How you can establish healthy sleep habits
Here are some tips for helping your baby sleep well at this age:
Establish a set bedtime and regular nap times — and stick to them.
When your baby was a newborn, you knew it was bedtime when you started noticing signs of sleepiness (eye-rubbing, ear-pulling, and so on). Now that she's a little older, you should establish a regular bedtime, as well as consistent nap times, to regulate her sleep patterns.
Some babies naturally nod off by 6 every night. Others still seem wide awake at 8 or later. And of course your household routine will influence her sleep schedule, too.
Choose a reasonable bedtime that suits your family's schedule and stick to it as much as possible. If your baby seems to want to stay up past bedtime, consider this: Energetic behavior late at night can be a sign that a child is tired.
You can start to plan naps for a specific time every day, too, such as at 9 a.m., noon, and 3 p.m. Or you can just put your baby down about two hours after she last woke up. As long as she's getting enough opportunities to sleep, either approach is fine.
If your baby's having a hard time getting to sleep or staying asleep, whether during naps or at night, try putting her down sooner. Being too tired can make it hard to settle down and get restful sleep.
Begin to develop a bedtime routine.
If you haven't already done so, now's a good time to start a bedtime routine. Your ritual can include any or all of the following: giving your baby a bath, getting her changed for bed, reading a bedtime story or two, singing a lullaby, and giving her a kiss goodnight.
Whatever routine works for your family is fine, as long as you do it in the same order and at the same time every night.

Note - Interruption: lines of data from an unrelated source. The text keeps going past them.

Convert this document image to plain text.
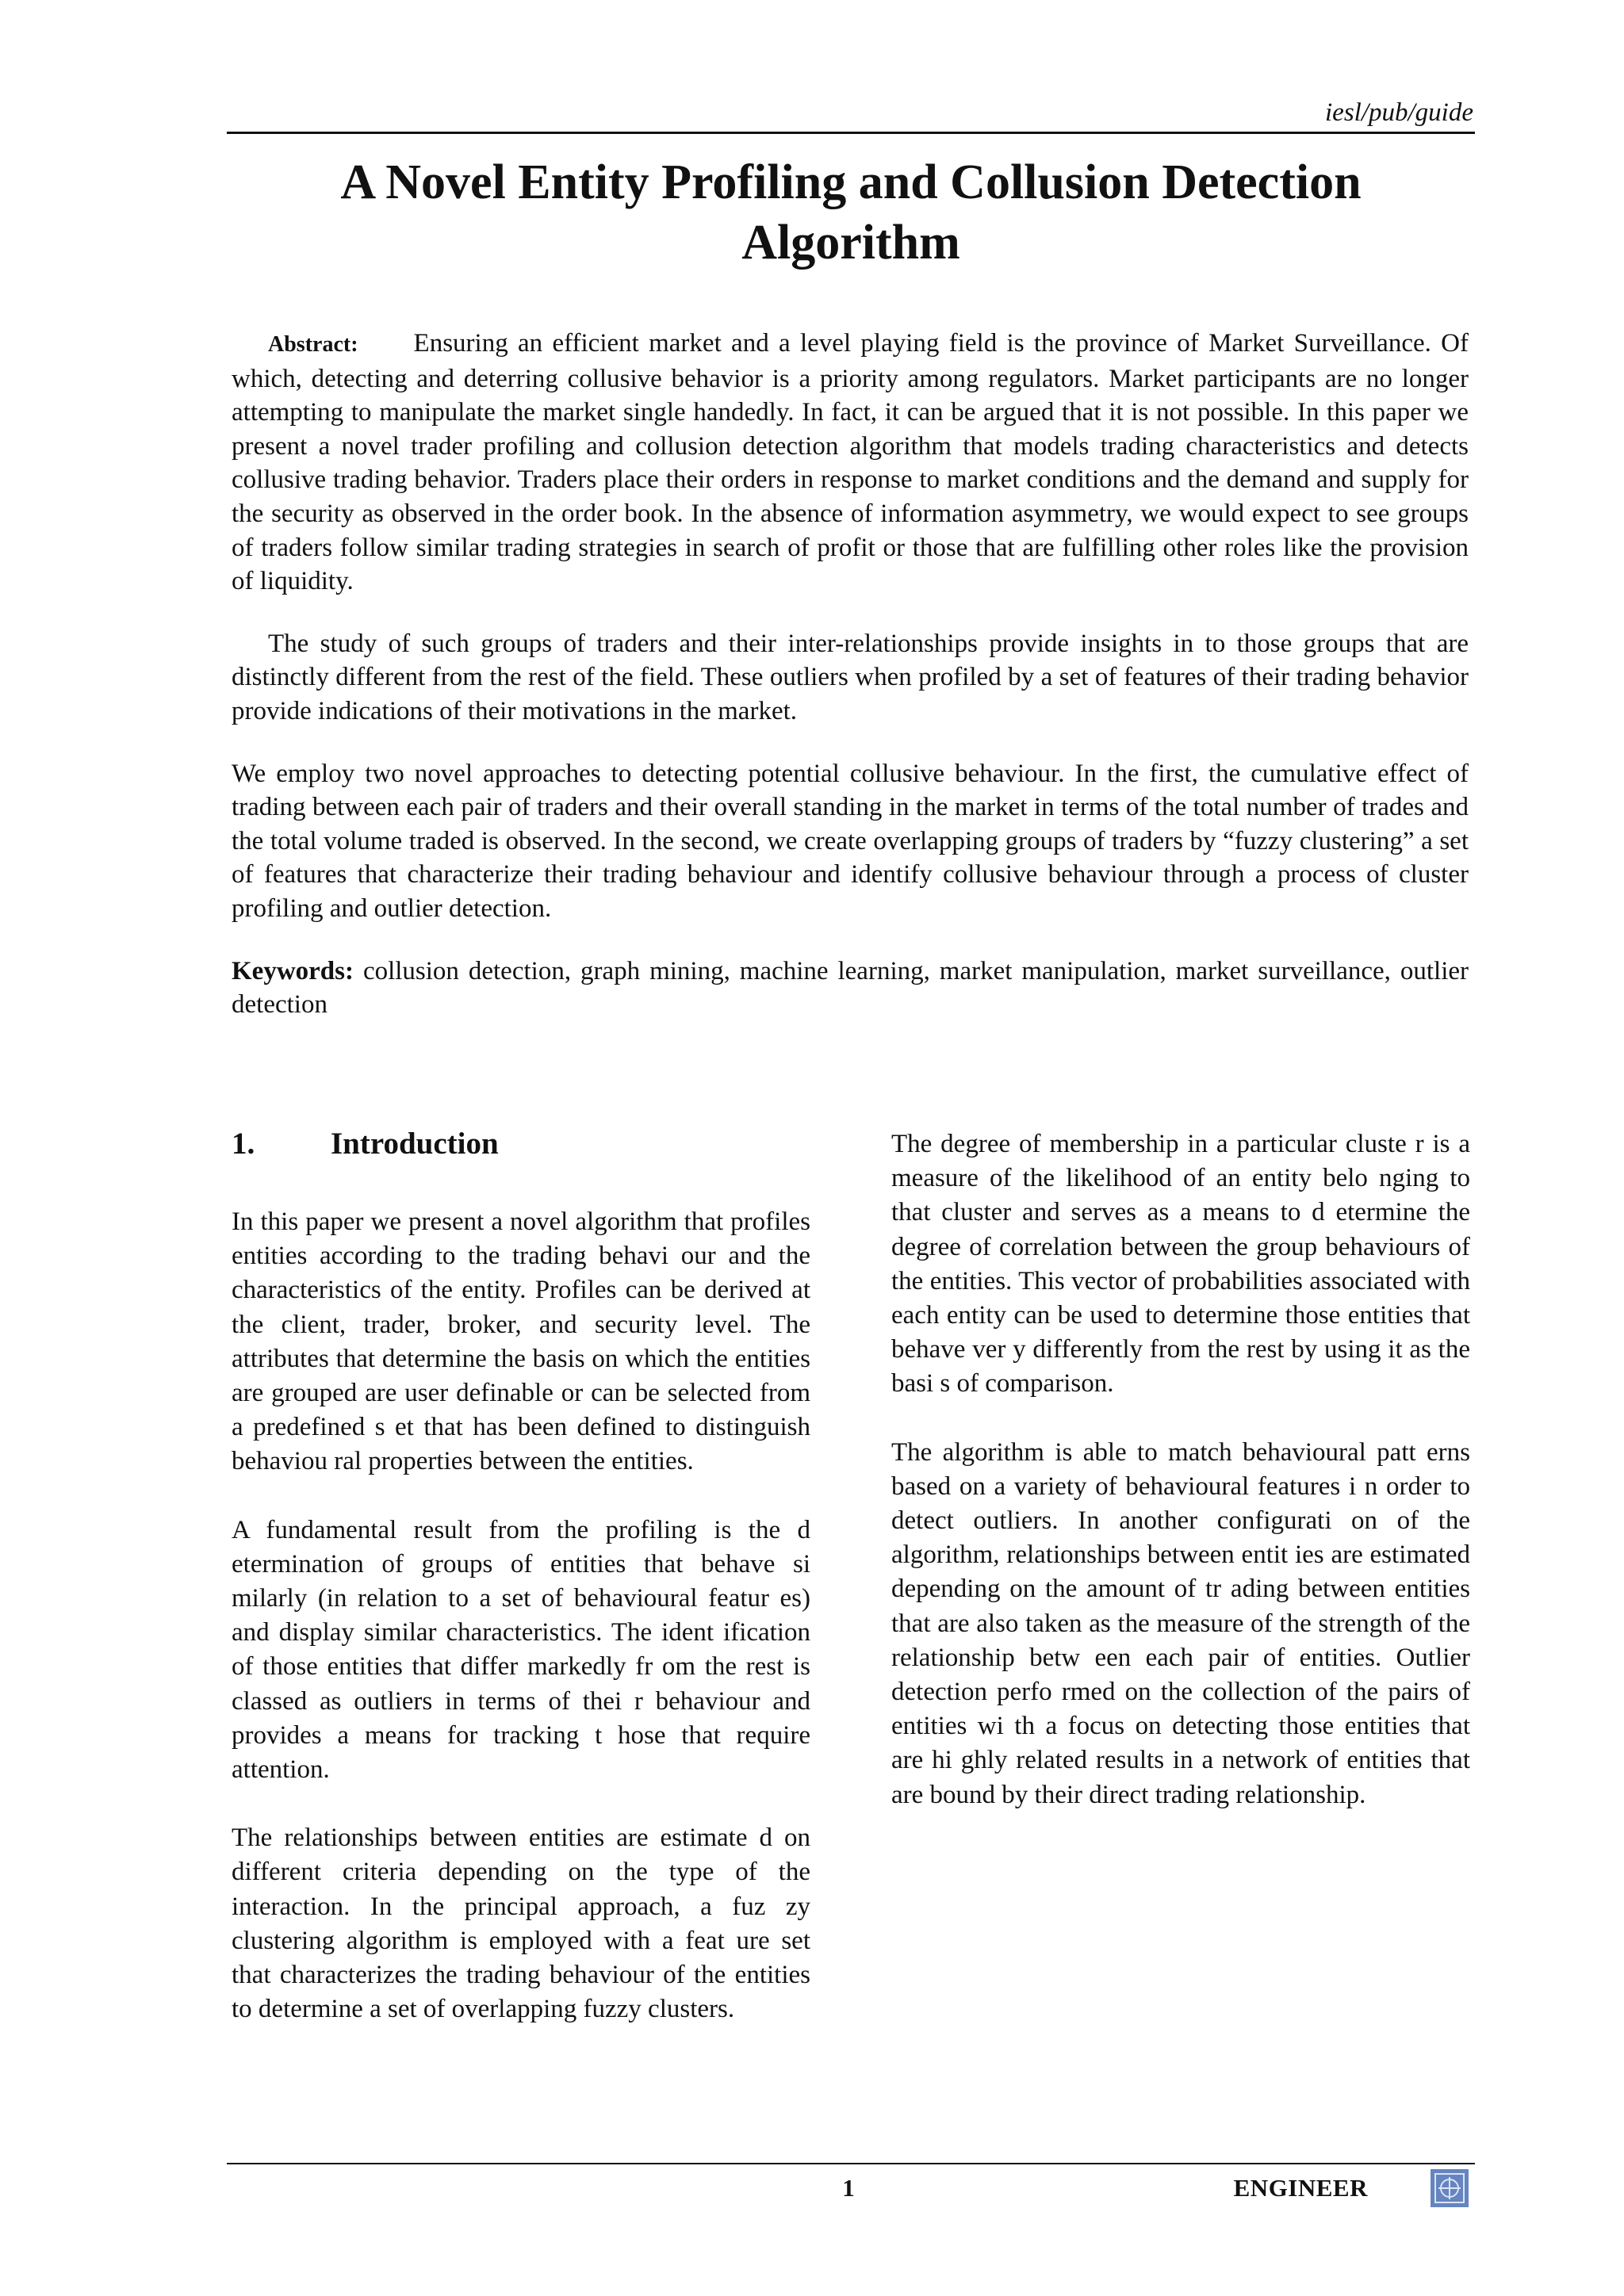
iesl/pub/guide
A Novel Entity Profiling and Collusion Detection
Algorithm

Abstract: Ensuring an efficient market and a level playing field is the province of Market Surveillance. Of which, detecting and deterring collusive behavior is a priority among regulators. Market participants are no longer attempting to manipulate the market single handedly. In fact, it can be argued that it is not possible. In this paper we present a novel trader profiling and collusion detection algorithm that models trading characteristics and detects collusive trading behavior. Traders place their orders in response to market conditions and the demand and supply for the security as observed in the order book. In the absence of information asymmetry, we would expect to see groups of traders follow similar trading strategies in search of profit or those that are fulfilling other roles like the provision of liquidity.

The study of such groups of traders and their inter-relationships provide insights in to those groups that are distinctly different from the rest of the field. These outliers when profiled by a set of features of their trading behavior provide indications of their motivations in the market.

We employ two novel approaches to detecting potential collusive behaviour. In the first, the cumulative effect of trading between each pair of traders and their overall standing in the market in terms of the total number of trades and the total volume traded is observed. In the second, we create overlapping groups of traders by “fuzzy clustering” a set of features that characterize their trading behaviour and identify collusive behaviour through a process of cluster profiling and outlier detection.

Keywords: collusion detection, graph mining, machine learning, market manipulation, market surveillance, outlier detection

1. Introduction

In this paper we present a novel algorithm that profiles entities according to the trading behavi our and the characteristics of the entity. Profiles can be derived at the client, trader, broker, and security level. The attributes that determine the basis on which the entities are grouped are user definable or can be selected from a predefined s et that has been defined to distinguish behaviou ral properties between the entities.

A fundamental result from the profiling is the d etermination of groups of entities that behave si milarly (in relation to a set of behavioural featur es) and display similar characteristics. The ident ification of those entities that differ markedly fr om the rest is classed as outliers in terms of thei r behaviour and provides a means for tracking t hose that require attention.

The relationships between entities are estimate d on different criteria depending on the type of the interaction. In the principal approach, a fuz zy clustering algorithm is employed with a feat ure set that characterizes the trading behaviour of the entities to determine a set of overlapping fuzzy clusters.

The degree of membership in a particular cluste r is a measure of the likelihood of an entity belo nging to that cluster and serves as a means to d etermine the degree of correlation between the group behaviours of the entities. This vector of probabilities associated with each entity can be used to determine those entities that behave ver y differently from the rest by using it as the basi s of comparison.

The algorithm is able to match behavioural patt erns based on a variety of behavioural features i n order to detect outliers. In another configurati on of the algorithm, relationships between entit ies are estimated depending on the amount of tr ading between entities that are also taken as the measure of the strength of the relationship betw een each pair of entities. Outlier detection perfo rmed on the collection of the pairs of entities wi th a focus on detecting those entities that are hi ghly related results in a network of entities that are bound by their direct trading relationship.

1	ENGINEER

Babies thrive on consistency.
Wake your child in the morning to set her daily clock.
It's fine to wake your baby up in the morning if she's sleeping past her usual waking time, to help set her daily clock. Your baby needs to follow a regular sleep/wake pattern and recharge with naps during the day. Waking her up at the same time every morning will help keep her on a predictable sleep schedule.
Encourage your child to fall asleep independently.

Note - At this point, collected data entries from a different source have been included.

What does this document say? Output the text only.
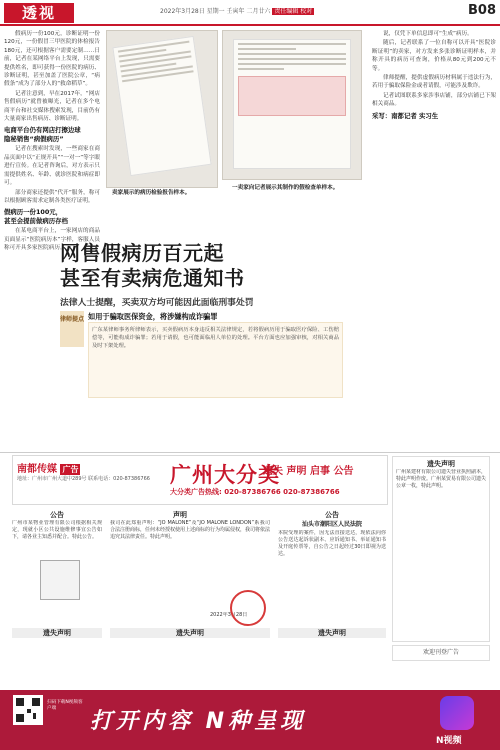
透视	2022年3月28日 星期一 壬寅年 二月廿六 责任编辑 校对	B08

假病历一份100元，诊断证明一份120元，一份假冒三甲医院的体检报告180元，还可根据客户需要定制……日前，记者在某网络平台上发现，只需要提供姓名，即可获得一份医院的病历、诊断证明，甚至加盖了医院公章，“病假条”成为了部分人的“救命稻草”。

记者注意到，早在2017年，“网店售假病历”就曾被曝光，记者在多个电商平台和社交媒体搜索发现，目前仍有大量商家出售病历、诊断证明。

电商平台仍有网店打擦边球
隐秘销售“病假病历”

记者在搜索时发现，一些商家在商品页面中以“正规开具”“一对一”等字眼进行宣传。在记者咨询后，对方表示只需提供姓名、年龄、就诊医院和病症即可。

部分商家还提供“代开”服务，称可以根据顾客需求定制各类医疗证明。

假病历一份100元，
甚至会提前做病历存档

在某电商平台上，一家网店的商品页面显示“医院病历本”字样，客服人员称可开具多家医院病历。

卖家展示的病历检验报告样本。
一卖家向记者展示其制作的假检查单样本。

说，仅凭下单信息即可“生成”病历。

随后，记者联系了一位自称可以开具“医院诊断证明”的卖家，对方发来多张诊断证明样本，并称开具的病历可查询，价格从80元到200元不等。

律师提醒，提供虚假病历材料属于违法行为，若用于骗取保险金或者请假，可能涉及欺诈。

记者试图联系多家涉事店铺，部分店铺已下架相关商品。

采写：南都记者 实习生

网售假病历百元起
甚至有卖病危通知书
法律人士提醒，买卖双方均可能因此面临刑事处罚
律师提点 如用于骗取医保资金，将涉嫌构成诈骗罪
广东某律师事务所律师表示，买卖假病历本身违反相关法律规定，若将假病历用于骗取医疗保险、工伤赔偿等，可能构成诈骗罪；若用于请假，也可能面临用人单位的处理。平台方面也应加强审核，对相关商品及时下架处理。
南都传媒 广告
地址：广州市广州大道中289号 联系电话：020-87386766 广州大分类
遗失 声明 启事 公告
大分类广告热线: 020-87386766 020-87386766
公告
广州市某物业管理有限公司根据相关规定，现就小区公共设施维修事宜公告如下，请各业主知悉并配合。特此公告。
声明
我司在此郑重声明：“JO MALONE”及“JO MALONE LONDON”系我司合法注册商标，任何未经授权使用上述商标的行为均属侵权，我司将依法追究其法律责任。特此声明。
2022年3月28日
公告
汕头市潮阳区人民法院
本院受理的案件，因无法直接送达，现依法向你公告送达起诉状副本、应诉通知书、举证通知书及开庭传票等，自公告之日起经过30日即视为送达。
遗失声明	遗失声明	遗失声明
遗失声明
广州某建材有限公司遗失营业执照副本，特此声明作废。广州某贸易有限公司遗失公章一枚，特此声明。
欢迎刊登广告
扫码下载N视频客户端
打开内容 N种呈现
N视频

All of us, babies and adults alike, wake up several times every night for brief periods (anywhere from a few seconds to a few minutes). As adults, we put ourselves back to sleep each time — and we don't even remember doing it.
The ability to get back to sleep is key when it comes to snoozing through the night. Some babies seem to do this naturally. But if your baby doesn't, it's a skill she'll have to master. One way to get her started is to put her down when she's drowsy but awake.
If your baby needs more help and you think she's ready, you can try a more involved method of sleep training. Your options include various no-cry and cry-it-out techniques. What will work best for you depends on your parenting style, your personal beliefs, and your child's particular needs.